Creating an Allergen-Free Sleep Environment
Since exposure to allergens while you sleep can significantly disrupt rest, focusing on the bedroom is important. Recommended tips for reducing nighttime allergen exposure include:
- Encase mattresses and pillows in allergen-proof covers.
- Wash sheets and blankets in hot water weekly.
- Ban stuffed animals and fabric furnishings which attract dust.
- Use HEPA air filters and avoid humidifiers.
- Keep pets out of the bedroom if you are allergic.
- Vacuum carpet and floors frequently using a HEPA filter vacuum.
- Consider allergen-blocking window coverings.
- Dust frequently with a damp cloth.
Creating an allergy-friendly sleep sanctuary gives your body a reprieve, so you don’t face high allergen exposure around the clock.
Why does high humidity make allergies worse?
High humidity provides the perfect moist conditions for mold, bacteria, viruses, dust mites, and other allergens to thrive. The increased levels of these allergens coupled with dry, inflamed airways makes people more reactive to allergens in humid conditions.
What humidity level is best for allergies?
Ideally, indoor humidity should be maintained between 30-50% to discourage allergen growth. Use air conditioning and dehumidifiers to keep indoor humidity in this range.
What foods are good for allergies?
Foods high in quercetin like apples, berries, onions, and broccoli are believed to have natural antihistamine properties. Probiotic foods can also reduce inflammatory responses tied to allergies.
What home remedies are good for allergy symptoms?

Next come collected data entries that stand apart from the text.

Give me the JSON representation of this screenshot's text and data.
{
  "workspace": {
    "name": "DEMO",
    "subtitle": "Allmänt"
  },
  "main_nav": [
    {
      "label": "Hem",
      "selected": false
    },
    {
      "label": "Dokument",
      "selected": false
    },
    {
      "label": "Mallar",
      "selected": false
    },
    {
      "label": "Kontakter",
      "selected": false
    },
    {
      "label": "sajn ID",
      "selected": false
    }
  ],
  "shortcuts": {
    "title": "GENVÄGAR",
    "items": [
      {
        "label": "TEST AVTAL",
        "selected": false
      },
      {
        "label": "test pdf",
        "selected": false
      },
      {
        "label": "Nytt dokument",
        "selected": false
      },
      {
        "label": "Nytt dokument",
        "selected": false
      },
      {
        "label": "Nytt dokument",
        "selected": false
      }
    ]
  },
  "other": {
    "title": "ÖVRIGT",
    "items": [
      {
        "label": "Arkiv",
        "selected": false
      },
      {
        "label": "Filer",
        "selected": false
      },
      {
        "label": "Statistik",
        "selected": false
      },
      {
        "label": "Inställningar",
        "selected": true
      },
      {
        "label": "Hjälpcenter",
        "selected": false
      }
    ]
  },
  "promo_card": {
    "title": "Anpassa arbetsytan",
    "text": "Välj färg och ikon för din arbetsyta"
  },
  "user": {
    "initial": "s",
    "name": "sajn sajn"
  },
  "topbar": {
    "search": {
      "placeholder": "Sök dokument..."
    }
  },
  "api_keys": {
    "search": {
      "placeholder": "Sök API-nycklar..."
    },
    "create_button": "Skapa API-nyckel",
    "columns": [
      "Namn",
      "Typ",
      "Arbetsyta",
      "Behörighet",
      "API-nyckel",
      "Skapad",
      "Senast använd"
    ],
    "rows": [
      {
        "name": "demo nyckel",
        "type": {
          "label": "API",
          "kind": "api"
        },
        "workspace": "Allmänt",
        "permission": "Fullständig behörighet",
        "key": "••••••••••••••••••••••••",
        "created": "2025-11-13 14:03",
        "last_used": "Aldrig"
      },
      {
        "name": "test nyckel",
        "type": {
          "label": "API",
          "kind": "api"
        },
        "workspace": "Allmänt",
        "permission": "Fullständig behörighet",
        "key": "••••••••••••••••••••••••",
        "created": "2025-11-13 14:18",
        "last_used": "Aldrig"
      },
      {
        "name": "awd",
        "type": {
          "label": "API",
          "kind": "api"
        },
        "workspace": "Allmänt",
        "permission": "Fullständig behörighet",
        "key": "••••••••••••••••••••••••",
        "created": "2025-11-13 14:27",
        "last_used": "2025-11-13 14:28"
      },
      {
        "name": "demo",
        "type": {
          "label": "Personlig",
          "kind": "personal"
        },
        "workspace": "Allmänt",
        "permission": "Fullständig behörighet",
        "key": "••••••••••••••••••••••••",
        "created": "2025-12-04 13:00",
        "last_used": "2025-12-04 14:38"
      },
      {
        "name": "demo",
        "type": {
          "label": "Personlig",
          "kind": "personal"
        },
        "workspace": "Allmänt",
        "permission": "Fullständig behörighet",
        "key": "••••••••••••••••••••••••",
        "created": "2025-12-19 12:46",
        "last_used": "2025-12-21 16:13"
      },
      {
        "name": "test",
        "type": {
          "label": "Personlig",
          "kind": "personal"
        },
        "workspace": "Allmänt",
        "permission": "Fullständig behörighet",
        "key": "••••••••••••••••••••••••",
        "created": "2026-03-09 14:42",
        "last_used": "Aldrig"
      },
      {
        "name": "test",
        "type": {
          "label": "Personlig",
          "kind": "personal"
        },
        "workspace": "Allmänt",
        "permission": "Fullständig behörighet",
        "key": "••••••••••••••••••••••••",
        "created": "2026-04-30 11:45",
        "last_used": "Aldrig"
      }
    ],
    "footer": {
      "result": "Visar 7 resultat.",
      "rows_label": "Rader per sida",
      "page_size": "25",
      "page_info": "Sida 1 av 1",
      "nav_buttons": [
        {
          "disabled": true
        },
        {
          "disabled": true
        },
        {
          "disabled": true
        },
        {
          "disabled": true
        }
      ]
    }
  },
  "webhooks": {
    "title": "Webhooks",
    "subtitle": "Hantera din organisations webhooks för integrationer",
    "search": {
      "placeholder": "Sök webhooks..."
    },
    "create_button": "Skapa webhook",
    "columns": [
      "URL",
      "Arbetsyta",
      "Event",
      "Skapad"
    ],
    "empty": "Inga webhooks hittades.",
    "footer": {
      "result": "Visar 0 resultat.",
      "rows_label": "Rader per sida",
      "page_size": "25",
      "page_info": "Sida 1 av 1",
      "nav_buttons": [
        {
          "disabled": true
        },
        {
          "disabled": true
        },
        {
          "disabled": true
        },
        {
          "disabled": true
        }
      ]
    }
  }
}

Saline rinses, nasal strips, air purifiers with HEPA filters, vacuuming with HEPA vacuums, bathing after going outside, limiting time outdoors when pollen and mold are high, and controlling indoor humidity levels can all help manage allergy symptoms at home.
What medications are used to treat allergies?

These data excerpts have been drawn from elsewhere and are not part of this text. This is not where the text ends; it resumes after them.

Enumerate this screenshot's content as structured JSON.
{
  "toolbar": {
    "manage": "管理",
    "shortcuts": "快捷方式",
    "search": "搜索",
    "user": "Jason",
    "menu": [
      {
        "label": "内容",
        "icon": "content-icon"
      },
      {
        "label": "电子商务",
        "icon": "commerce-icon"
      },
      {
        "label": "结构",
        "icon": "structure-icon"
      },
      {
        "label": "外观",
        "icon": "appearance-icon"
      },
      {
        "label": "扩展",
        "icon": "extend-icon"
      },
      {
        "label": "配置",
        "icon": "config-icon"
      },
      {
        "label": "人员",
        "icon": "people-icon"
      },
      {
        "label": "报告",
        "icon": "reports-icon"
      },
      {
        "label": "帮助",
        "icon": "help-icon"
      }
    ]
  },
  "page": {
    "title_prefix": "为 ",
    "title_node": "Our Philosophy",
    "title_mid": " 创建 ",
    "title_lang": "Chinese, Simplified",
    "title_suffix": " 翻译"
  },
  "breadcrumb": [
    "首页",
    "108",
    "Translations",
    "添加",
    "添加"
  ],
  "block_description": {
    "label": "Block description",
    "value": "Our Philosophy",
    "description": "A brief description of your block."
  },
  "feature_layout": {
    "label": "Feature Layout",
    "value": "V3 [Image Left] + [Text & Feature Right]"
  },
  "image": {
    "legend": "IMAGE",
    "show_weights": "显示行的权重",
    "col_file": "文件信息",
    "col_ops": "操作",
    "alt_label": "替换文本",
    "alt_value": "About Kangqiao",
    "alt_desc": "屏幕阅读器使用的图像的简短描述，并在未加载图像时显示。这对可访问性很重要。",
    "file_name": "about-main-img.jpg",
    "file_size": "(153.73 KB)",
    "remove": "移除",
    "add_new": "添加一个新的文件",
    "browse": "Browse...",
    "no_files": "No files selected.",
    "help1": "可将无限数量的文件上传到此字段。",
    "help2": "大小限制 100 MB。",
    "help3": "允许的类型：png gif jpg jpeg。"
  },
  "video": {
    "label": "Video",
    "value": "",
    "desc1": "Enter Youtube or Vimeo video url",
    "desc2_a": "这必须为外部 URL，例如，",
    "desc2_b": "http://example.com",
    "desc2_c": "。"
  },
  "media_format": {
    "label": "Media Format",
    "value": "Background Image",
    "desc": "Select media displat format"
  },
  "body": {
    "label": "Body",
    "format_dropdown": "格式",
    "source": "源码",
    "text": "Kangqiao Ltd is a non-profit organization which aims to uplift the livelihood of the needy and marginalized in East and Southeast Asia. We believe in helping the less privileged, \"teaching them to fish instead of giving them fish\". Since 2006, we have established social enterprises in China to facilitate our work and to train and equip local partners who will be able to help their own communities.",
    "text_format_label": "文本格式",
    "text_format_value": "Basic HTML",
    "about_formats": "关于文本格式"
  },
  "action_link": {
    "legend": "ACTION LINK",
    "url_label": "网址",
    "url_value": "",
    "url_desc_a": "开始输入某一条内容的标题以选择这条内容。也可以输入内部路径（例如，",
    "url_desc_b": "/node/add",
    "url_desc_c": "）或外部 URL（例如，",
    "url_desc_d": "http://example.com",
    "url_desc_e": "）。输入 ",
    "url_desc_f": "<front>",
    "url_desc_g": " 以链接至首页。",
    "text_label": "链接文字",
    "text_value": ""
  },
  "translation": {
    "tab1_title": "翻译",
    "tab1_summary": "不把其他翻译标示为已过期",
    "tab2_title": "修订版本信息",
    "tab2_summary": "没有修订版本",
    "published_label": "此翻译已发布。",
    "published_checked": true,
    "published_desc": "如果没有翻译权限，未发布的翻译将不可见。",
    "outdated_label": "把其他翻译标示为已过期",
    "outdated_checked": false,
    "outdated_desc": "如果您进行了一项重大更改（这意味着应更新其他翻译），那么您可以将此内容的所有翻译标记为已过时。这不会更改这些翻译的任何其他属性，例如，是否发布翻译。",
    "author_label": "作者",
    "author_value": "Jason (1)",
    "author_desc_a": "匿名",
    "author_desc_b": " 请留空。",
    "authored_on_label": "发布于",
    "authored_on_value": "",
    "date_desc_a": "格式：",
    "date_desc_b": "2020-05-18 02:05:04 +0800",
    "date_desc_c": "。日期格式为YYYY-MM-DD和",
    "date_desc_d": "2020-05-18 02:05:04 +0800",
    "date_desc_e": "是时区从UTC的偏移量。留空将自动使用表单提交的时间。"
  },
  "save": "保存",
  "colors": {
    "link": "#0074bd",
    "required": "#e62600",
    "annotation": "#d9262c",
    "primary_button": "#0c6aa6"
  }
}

Common allergy medications include antihistamines, decongestants, nasal corticosteroid sprays, leukotriene inhibitors, and immunotherapy allergy shots. Talk to your doctor about prescription and over-the-counter options that are appropriate for your symptoms.
How can I reduce allergens in my bedroom?
Use allergy covers on mattresses and pillows, wash bedding in hot water weekly, remove fabric furnishings, use HEPA air filters, keep pets out of the room, vacuum and dust frequently, and consider allergen-blocking window treatments.
When should I see an allergist for allergies?
See an allergist if your allergy symptoms are severe and not controlled well with over-the-counter treatments or if allergies interfere with work, school or regular activities. Allergists can identify specific allergen triggers and provide prescription treatment options.
Are humidifiers or dehumidifiers better for allergies?
Dehumidifiers are better for reducing allergy triggers like mold, dust mites, and pollen. Humidifiers actually increase humidity and can make allergies worse.
Can air purifiers help with allergies?
Yes, air purifiers with HEPA filters are highly effective at removing allergens like pollen, pet dander, mold spores, and dust from the air. Reducing circulating allergens can provide relief, especially in the bedroom.
Coping with allergies can feel like an uphill battle when humidity is high and allergens are rampant in your environment. But being proactive about monitoring forecasts, limiting exposure, controlling humidity, using air filtration, and finding the right mix of medication and home remedies can help you manage symptoms. Consult an allergist if you need prescription treatment options to get relief. With the right plan, you can breathe easier all season long, even when humidity hangs in the air.
The American Academy of Allergy, Asthma & Immunology (AAAAI) provides excellent resources on managing allergies and limiting allergen exposure at home.